These pioneers in digital technology can gain an edge over their rivals by becoming more effective and efficient. They’ll be able to trim costs and pass on those savings to their customers, thereby winning new business and gaining market share. The digital laggards, by contrast, will find themselves fighting an intensified price war and scrambling to protect their competitive positions.
Customers are pressing for change. They now expect their insurers to offer simple, transparent and flexible products and services—all online. And companies have begun to respond. In Australia, for example, you can use your smartphone to snap a photo of something you want to insure, such as a bicycle; upload the picture into an app called Trov; and then request a policy for a specific period, say a month. Trov uses available data about you and your bicycle and, within seconds, comes back with an offer. If you like the terms, you press the “I accept” button, and you’re covered. Claims are also handled online, with a rapid exchange of photos and texts.
So far, companies have focused primarily on customer-facing applications. But some insurers are beginning to realize that digital means much more than cool and convenient apps for consumers; it is a force that will touch and reshape the very core of their business. Yet firms will reap the full benefit of digital technology only when they embrace its potential along the entire insurance value chain, including underwriting and claims management.
Seven disruptive technologies
To assess the impact of various technologies along the insurance value chain, Bain and Google identified and analyzed more than 100 digital use cases and focused on the 30 most likely to be disruptive within the next three to five years. Technologies that fall outside of that time frame, even potentially transformative ones like self-driving cars, biosensors and smart contact lenses, were excluded.
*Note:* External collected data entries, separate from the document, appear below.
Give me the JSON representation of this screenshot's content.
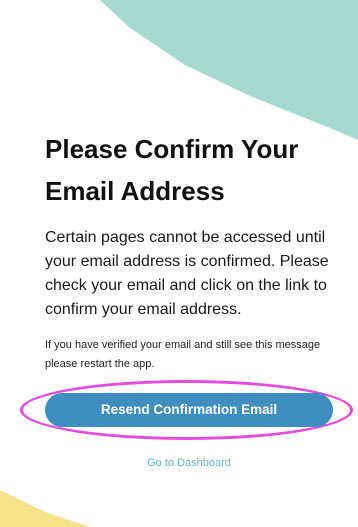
{
  "colors": {
    "accent_teal": "#a6d9d0",
    "accent_yellow": "#f8e38a",
    "button_blue": "#3e8fc0",
    "link_teal": "#63b4c8",
    "highlight_magenta": "#e44be0"
  },
  "confirm_email": {
    "title": "Please Confirm Your Email Address",
    "message": "Certain pages cannot be accessed until your email address is confirmed. Please check your email and click on the link to confirm your email address.",
    "note": "If you have verified your email and still see this message please restart the app.",
    "resend_button_label": "Resend Confirmation Email",
    "dashboard_link_label": "Go to Dashboard"
  }
}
The 30 use cases were grouped into seven broad categories and evaluated for the effect they would have on the revenues and profits of a prototypical German insurer—and by extension on the global insurance industry (see Figure 2):
- Infrastructure and productivity. A modern IT architecture is critical for digital innovation. Many insurers consider the cloud the best option for processing, computation and storage. They can also use productivity tools such as coauthoring and video calling, and they can connect with their customers through a seamless, omni-channel approach.
- Online sales technologies. Insurers can use cutting-edge techniques for targeting customers, identifying user groups and analyzing consumption patterns.
- Advanced analytics (AA). With AA, insurers can gain extensive insights into customer needs and preferences. Insurers can also draw on it to help fight fraud.
- Machine learning. With machine learning, insurers’ information systems can quickly adapt to new data, without the need for re-programming. Insurers can use machine learning to shape underwriting, price products and manage claims.
- The Internet of Things. Networked devices in cars and buildings can protect people and property and facilitate proactive, preventive maintenance, thus reducing accidents—and claims. By analyzing data from sensors embedded in vehicles and other equipment, insurers can gain insights into customer behavior.
- Distributed ledger technology. By arranging and documenting claims on distributed ledgers, insurers can greatly reduce processing time. A whole new field is opening up for smart contracts—that is, policies that are fully automated and updated based on a blockchain’s entire database.
- Virtual reality (VR). The global fascination with the smartphone game Pokémon Go shows VR’s popularity, but this technology also has the potential to transform the way information for underwriting is gathered, as well as the way claims are settled. For example, an insurer could use VR to create a three-dimensional image of a room or to reconstruct an accident in minute detail.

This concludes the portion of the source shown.